Unnamed: 0,user_id,movie_id,rating,timestamp,gender,age,occupation,zip,title,genres
0,1,1193,5,978300760,F,1,10,48067,One Flew Over the Cuckoo's Nest (1975),Drama
1,2,1193,5,978298413,M,56,16,70072,One Flew Over the Cuckoo's Nest (1975),Drama
2,12,1193,4,978220179,M,25,12,32793,One Flew Over the Cuckoo's Nest (1975),Drama
3,15,1193,4,978199279,M,25,7,22903,One Flew Over the Cuckoo's Nest (1975),Drama
4,17,1193,5,978158471,M,50,1,95350,One Flew Over the Cuckoo's Nest (1975),Drama


In [4]:
age_dict = {
     1: "Under 18",
    18: "18-24",
    25: "25-34",
    35: "35-44",
    45: "45-49",
    50: "50-55",
    56: "56+"
}

occupation_dict = { 
     0: "not specified", 
     1: "academic/educator",
     2: "artist",
     3: "clerical/admin",
     4: "college/grad student",
     5: "customer service",
     6: "doctor/health care",
     7: "executive/managerial",
     8: "farmer",
     9: "homemaker",
    10: "K-12 student",
    11: "lawyer",
    12: "programmer",
    13: "retired",
    14: "sales/marketing",
    15: "scientist",
    16: "self-employed",
    17: "technician/engineer",
    18: "tradesman/craftsman",
    19: "unemployed",
    20: "writer"
}

df['age'] = df['age'].replace(age_dict)
df['occupation'] = df['occupation'].replace(occupation_dict)
df['title'] = df['title'].str.decode('latin1')
df.head()

Unnamed: 0,user_id,movie_id,rating,timestamp,gender,age,occupation,zip,title,genres
0,1,1193,5,978300760,F,Under 18,K-12 student,48067,,Drama
1,2,1193,5,978298413,M,56+,self-employed,70072,,Drama
2,12,1193,4,978220179,M,25-34,programmer,32793,,Drama
3,15,1193,4,978199279,M,25-34,executive/managerial,22903,,Drama
4,17,1193,5,978158471,M,50-55,academic/educator,95350,,Drama


### What is the distribution of the ratings?

### What are top 5 most rated movies?

### What are the top 5 most rated genres?

### How many ratings are there for movies in the "Film-Noir" genre?

### Which users have the greatest number of ratings?

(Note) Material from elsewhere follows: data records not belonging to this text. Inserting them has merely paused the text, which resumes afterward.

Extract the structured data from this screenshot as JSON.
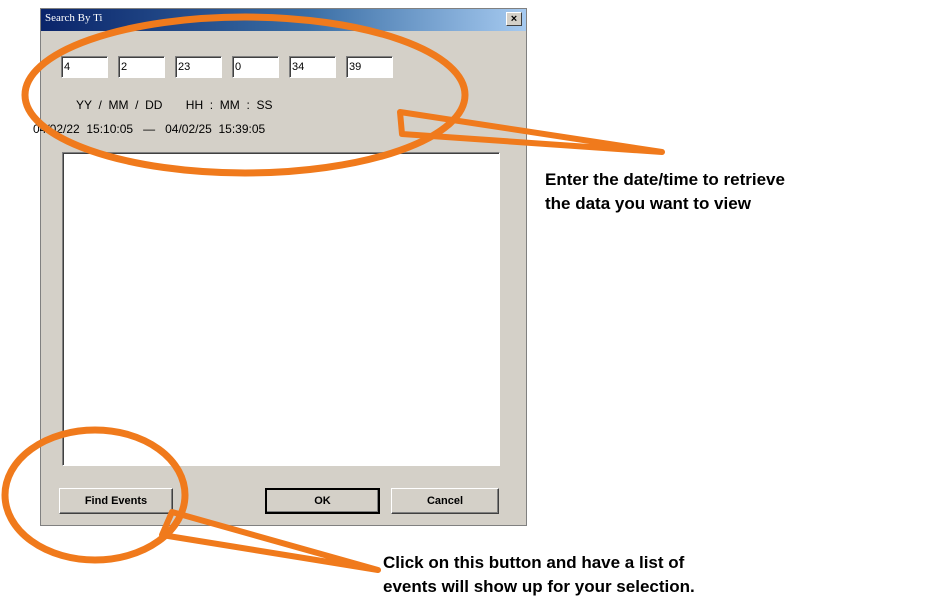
{
  "dialog": {
    "title": "Search By Ti",
    "close_glyph": "×",
    "fields": [
      "4",
      "2",
      "23",
      "0",
      "34",
      "39"
    ],
    "format_labels": "YY  /  MM  /  DD       HH  :  MM  :  SS",
    "range_text": "04/02/22  15:10:05   —   04/02/25  15:39:05",
    "find_events_label": "Find Events",
    "ok_label": "OK",
    "cancel_label": "Cancel"
  },
  "annotations": {
    "top_line1": "Enter the date/time to retrieve",
    "top_line2": "the data you want to view",
    "bottom_line1": "Click on this button and have a list of",
    "bottom_line2": "events will show up for your selection."
  },
  "colors": {
    "highlight": "#f07a1c",
    "dialog_bg": "#d4d0c8",
    "titlebar": "#0a246a"
  },
  "icons": {
    "close": "close-icon"
  }
}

What are their average ratings?

### Plot a boxplot of the ratings by occupation.

###  How many people below the age of 18 are "retired" ?   ¯\\_(ツ)_/¯ 

###  What are the most well-rated genres?

###  What are the ratings for each genre by users of each occupation? HINT: pivot tables

### Which movies do men and women most disagree on?

## Association Rules

In [5]:
df_trans = pd.pivot_table(df[['user_id', 'movie_id', 'title']],
                          values='movie_id', index='user_id', columns='title',
                          aggfunc=lambda x: 1, fill_value=0)
df_trans.head(10)

### What are the most frequent three movies rated together?

### What is the highest support for 1-, 2-, and 3-item sets of movies?

### What is the highest confidence association rule with confidence greater than 0.5 and support greater than 0.25?